Thursday, September 15, 2011

The Quitting Zone

Every single time I start, I enter the quitting zone. The first steps are the hardest, pounding a signal from my heals to my head… "Stop. Go back.  You'll never make it.  You can do it tomorrow. Next time. Next week. Whenever."  The urge to stop, the desire to quit, the mental trickery demanding that I give up, stop running and start walking, just turn around and go home… these are the self-taunts I must endure for the the first half mile of nearly every run I undertake.  I call that half mile the quitting zone.  As I train myself, slowly and surely, to be able to run farther and faster, I am also training myself to be able to plow through the quitting zone.  In fact, that is the hardest part, learning to defeat the quitting zone.

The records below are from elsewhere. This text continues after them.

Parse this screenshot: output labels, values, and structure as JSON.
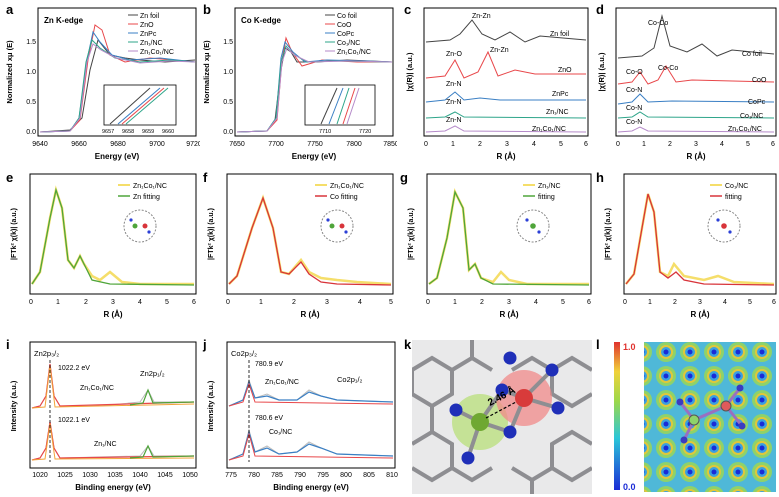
{
  "panel_labels": [
    "a",
    "b",
    "c",
    "d",
    "e",
    "f",
    "g",
    "h",
    "i",
    "j",
    "k",
    "l"
  ],
  "colors": {
    "foil": "#444444",
    "oxide": "#e8474a",
    "pc": "#3a7fc4",
    "snc": "#2ea58a",
    "dual": "#b58ac9",
    "exp": "#f5de6a",
    "zn_fit": "#4fa53a",
    "co_fit": "#d8343a",
    "xps_fit": "#e8474a",
    "xps_green": "#4fa53a",
    "xps_blue": "#3a7fc4"
  },
  "a": {
    "title": "Zn K-edge",
    "ylabel": "Normalized xμ (E)",
    "xlabel": "Energy (eV)",
    "xticks": [
      "9640",
      "9660",
      "9680",
      "9700",
      "9720"
    ],
    "yticks": [
      "0.0",
      "0.5",
      "1.0",
      "1.5"
    ],
    "legend": [
      "Zn foil",
      "ZnO",
      "ZnPc",
      "Zn₁/NC",
      "Zn₁Co₁/NC"
    ],
    "inset_ticks": [
      "9657",
      "9658",
      "9659",
      "9660"
    ]
  },
  "b": {
    "title": "Co K-edge",
    "ylabel": "Normalized xμ (E)",
    "xlabel": "Energy (eV)",
    "xticks": [
      "7650",
      "7700",
      "7750",
      "7800",
      "7850"
    ],
    "yticks": [
      "0.0",
      "0.5",
      "1.0",
      "1.5"
    ],
    "legend": [
      "Co foil",
      "CoO",
      "CoPc",
      "Co₁/NC",
      "Zn₁Co₁/NC"
    ],
    "inset_ticks": [
      "7710",
      "7720"
    ]
  },
  "c": {
    "ylabel": "|χ(R)| (a.u.)",
    "xlabel": "R (Å)",
    "xticks": [
      "0",
      "1",
      "2",
      "3",
      "4",
      "5",
      "6"
    ],
    "annotations": [
      "Zn-Zn",
      "Zn foil",
      "Zn-O",
      "Zn-Zn",
      "ZnO",
      "Zn-N",
      "ZnPc",
      "Zn-N",
      "Zn₁/NC",
      "Zn-N",
      "Zn₁Co₁/NC"
    ]
  },
  "d": {
    "ylabel": "|χ(R)| (a.u.)",
    "xlabel": "R (Å)",
    "xticks": [
      "0",
      "1",
      "2",
      "3",
      "4",
      "5",
      "6"
    ],
    "annotations": [
      "Co-Co",
      "Co foil",
      "Co-O",
      "Co-Co",
      "CoO",
      "Co-N",
      "CoPc",
      "Co-N",
      "Co₁/NC",
      "Co-N",
      "Zn₁Co₁/NC"
    ]
  },
  "e": {
    "ylabel": "|FTk² χ(k)| (a.u.)",
    "xlabel": "R (Å)",
    "xticks": [
      "0",
      "1",
      "2",
      "3",
      "4",
      "5",
      "6"
    ],
    "legend": [
      "Zn₁Co₁/NC",
      "Zn  fitting"
    ]
  },
  "f": {
    "ylabel": "|FTk² χ(k)| (a.u.)",
    "xlabel": "R (Å)",
    "xticks": [
      "0",
      "1",
      "2",
      "3",
      "4",
      "5"
    ],
    "legend": [
      "Zn₁Co₁/NC",
      "Co  fitting"
    ]
  },
  "g": {
    "ylabel": "|FTk² χ(k)| (a.u.)",
    "xlabel": "R (Å)",
    "xticks": [
      "0",
      "1",
      "2",
      "3",
      "4",
      "5",
      "6"
    ],
    "legend": [
      "Zn₁/NC",
      "fitting"
    ]
  },
  "h": {
    "ylabel": "|FTk² χ(k)| (a.u.)",
    "xlabel": "R (Å)",
    "xticks": [
      "0",
      "1",
      "2",
      "3",
      "4",
      "5",
      "6"
    ],
    "legend": [
      "Co₁/NC",
      "fitting"
    ]
  },
  "i": {
    "ylabel": "Intensity (a.u.)",
    "xlabel": "Binding energy (eV)",
    "xticks": [
      "1020",
      "1025",
      "1030",
      "1035",
      "1040",
      "1045",
      "1050"
    ],
    "annotations": [
      "Zn2p₃/₂",
      "1022.2 eV",
      "Zn2p₁/₂",
      "Zn₁Co₁/NC",
      "1022.1 eV",
      "Zn₁/NC"
    ]
  },
  "j": {
    "ylabel": "Intensity (a.u.)",
    "xlabel": "Binding energy (eV)",
    "xticks": [
      "775",
      "780",
      "785",
      "790",
      "795",
      "800",
      "805",
      "810"
    ],
    "annotations": [
      "Co2p₃/₂",
      "780.9 eV",
      "Zn₁Co₁/NC",
      "Co2p₁/₂",
      "780.6 eV",
      "Co₁/NC"
    ]
  },
  "k": {
    "distance": "2.46 Å"
  },
  "l": {
    "scale_max": "1.0",
    "scale_min": "0.0"
  }
}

See Jeff Run. Run Jeff, Run

I never thought I would think of myself as a runner.  I've always struggled with my weight, complained about my knees, found excuses to quit before I even dared to enter the quitting zone. Then, inspired by my oldest son, I started to walk three or four miles regularly… and then began alternating walking and running, increasing the ratio of running until one day I found I was running the whole distance. Then, little by little, the distance I could run increased.  While my confidence has grown along with the distances I run, I still find myself facing the quitting zone, nearly every day.  Intellectually, I know I can make it past that half mile mark. I do it all the time, and then continue going for three, four, five, even seven miles beyond. Still, those first steps… that first half mile… the infamous quitting zone is a bitch every time.

Life's A Bitch Too...

I won't be the first nor the last to use running as a metaphor for other things in life, but it works (and, after all, what's a metaphor?)  The truth is that the quitting zone is everywhere.  It taunts and challenges us at the beginning of every task, goal and opportunity we face.  It is physics.  It is inertia. It is in our human DNA.  The hardest step toward any objective is usually the first step.  Standing still takes less effort than movement.  Reflection and consideration takes less effort (and feels like it holds less risk) than taking action.  We think, therefore we am.  We think, therefore we pause. We wait.  We procrastinate.  (And of course, when I say "we" I really mean "ME."  I pause. I wait.  I procrastinate.)  But maybe I do so a little less now since I have become "a runner."  Maybe I've become a little bit better at pushing through the quitting zones... and not just the one when I run.

How about you?  How do you bust through your quitting zones?